Summary: This study deals with the characterisation of the microstructure, the micromechanical properties, the dry sliding tribological behaviour and the photocatalytic activity of High Velocity Suspension Flame Sprayed (HVSFS) TiO2 coatings. In the HVSFS process, a conventional gas-fuelled HVOF torch is modified in order to enable the use of a liquid feedstock. In the present case, the starting feedstock was an isopropanol-based nanoparticle suspension (average particle size 25 nm). These coatings were produced using three different parameter sets, and they were also compared to conventional APS and HVOF-sprayed coatings, deposited using commercially-available dry powder feedstock.
SEM observations of polished cross-sections and of fractured sections, as well as XRD analyses, suggest that the HVSFS coatings are formed by the impact of nanoparticle agglomerates. The liquid suspension drops injected into the combustion chamber of the HVOF torch are fragmented into micrometric droplets because of aerodynamic effects; subsequent evaporation of the solvent produces fine agglomerates. The agglomerates have various sizes, also because they could be partially disrupted during spraying, and, depending on their size and on the torch parameters, they attain different melting degrees. Small, fully molten agglomerates produce dense regions consisting of fine lamellae, which have excellent cohesion. Other agglomerates remain partly unmelted, thus resulting in the retention of anatase nanoparticles. Consequently, HVSFS-deposited coatings have lower defectiveness than conventional ones, yet they retain significantly larger amounts of anatase phase. Electrochemical impedance spectroscopy analyses confirmed that, in all cases, the HVSFS coatings have lower defectiveness and lower amount of interconnected porosity than conventional APS and HVOF ones.

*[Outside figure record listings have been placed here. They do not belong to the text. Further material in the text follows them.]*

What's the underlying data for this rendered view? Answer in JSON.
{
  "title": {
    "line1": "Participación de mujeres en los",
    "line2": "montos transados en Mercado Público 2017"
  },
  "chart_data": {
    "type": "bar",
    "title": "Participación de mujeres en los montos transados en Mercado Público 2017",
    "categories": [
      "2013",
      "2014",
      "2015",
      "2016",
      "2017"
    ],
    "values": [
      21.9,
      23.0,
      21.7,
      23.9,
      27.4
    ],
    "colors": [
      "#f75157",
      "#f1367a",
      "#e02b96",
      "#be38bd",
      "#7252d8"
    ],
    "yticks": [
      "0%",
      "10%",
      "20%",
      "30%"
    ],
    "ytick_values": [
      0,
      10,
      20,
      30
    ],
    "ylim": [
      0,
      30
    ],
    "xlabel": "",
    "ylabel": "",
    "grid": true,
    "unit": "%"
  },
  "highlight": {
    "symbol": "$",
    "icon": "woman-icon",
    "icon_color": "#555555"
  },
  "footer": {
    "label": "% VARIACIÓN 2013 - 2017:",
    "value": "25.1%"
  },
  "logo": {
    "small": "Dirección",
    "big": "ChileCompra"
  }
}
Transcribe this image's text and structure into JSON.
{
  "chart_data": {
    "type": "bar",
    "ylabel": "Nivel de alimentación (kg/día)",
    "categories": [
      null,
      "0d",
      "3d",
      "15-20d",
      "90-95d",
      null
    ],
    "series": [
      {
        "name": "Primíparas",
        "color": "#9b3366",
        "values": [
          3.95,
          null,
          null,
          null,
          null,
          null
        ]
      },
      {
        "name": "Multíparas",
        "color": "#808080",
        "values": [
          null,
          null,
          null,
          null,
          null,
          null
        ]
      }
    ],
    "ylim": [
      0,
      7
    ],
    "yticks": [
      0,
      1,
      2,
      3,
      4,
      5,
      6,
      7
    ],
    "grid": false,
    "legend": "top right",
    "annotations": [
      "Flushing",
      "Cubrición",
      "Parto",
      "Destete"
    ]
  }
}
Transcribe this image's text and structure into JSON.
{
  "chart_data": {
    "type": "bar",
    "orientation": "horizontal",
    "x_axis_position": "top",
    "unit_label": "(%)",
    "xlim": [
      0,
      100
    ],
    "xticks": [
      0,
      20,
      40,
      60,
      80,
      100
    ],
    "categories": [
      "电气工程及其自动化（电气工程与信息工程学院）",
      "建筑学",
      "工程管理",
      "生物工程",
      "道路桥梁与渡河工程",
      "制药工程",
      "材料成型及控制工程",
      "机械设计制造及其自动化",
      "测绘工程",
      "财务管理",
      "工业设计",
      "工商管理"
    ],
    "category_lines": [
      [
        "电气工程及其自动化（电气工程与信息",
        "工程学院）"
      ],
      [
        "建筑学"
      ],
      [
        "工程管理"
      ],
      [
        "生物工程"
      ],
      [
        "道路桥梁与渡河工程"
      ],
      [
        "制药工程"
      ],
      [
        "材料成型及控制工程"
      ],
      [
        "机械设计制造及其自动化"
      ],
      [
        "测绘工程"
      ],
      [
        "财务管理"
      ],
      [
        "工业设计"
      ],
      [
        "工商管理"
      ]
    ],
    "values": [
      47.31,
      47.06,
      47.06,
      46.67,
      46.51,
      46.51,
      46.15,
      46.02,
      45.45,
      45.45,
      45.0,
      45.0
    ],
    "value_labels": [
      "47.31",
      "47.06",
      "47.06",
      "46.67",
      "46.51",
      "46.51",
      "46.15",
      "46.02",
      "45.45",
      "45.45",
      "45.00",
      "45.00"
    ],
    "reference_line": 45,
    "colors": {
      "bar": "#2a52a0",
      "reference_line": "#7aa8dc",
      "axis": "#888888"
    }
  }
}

However, significant differences exist between the three HVSFS coatings, deposited using different sets of parameters. Depending on the choice of deposition parameters, indeed, coatings may either contain mostly fully-molten agglomerates, or retain a significant amount of partially unmelted material. In the former case, the layer is dense, harder than conventional APS and HVOF coatings, and therefore shows better dry sliding wear resistance than as-deposited APS and HVOF coatings. In the latter case, the coating displays lower mechanical and tribological properties but better photocatalytic activity.
The HVSFS process seems therefore to possess excellent flexibility: depending on the selection of parameters, opposed requirements (high density and wear resistance / high retention of unmelted nanoparticle agglomerates for the photocatalytic performance) can be satisfied, achieving results which are, in both cases, superior to conventional plasma-spraying or HVOF-spraying techniques.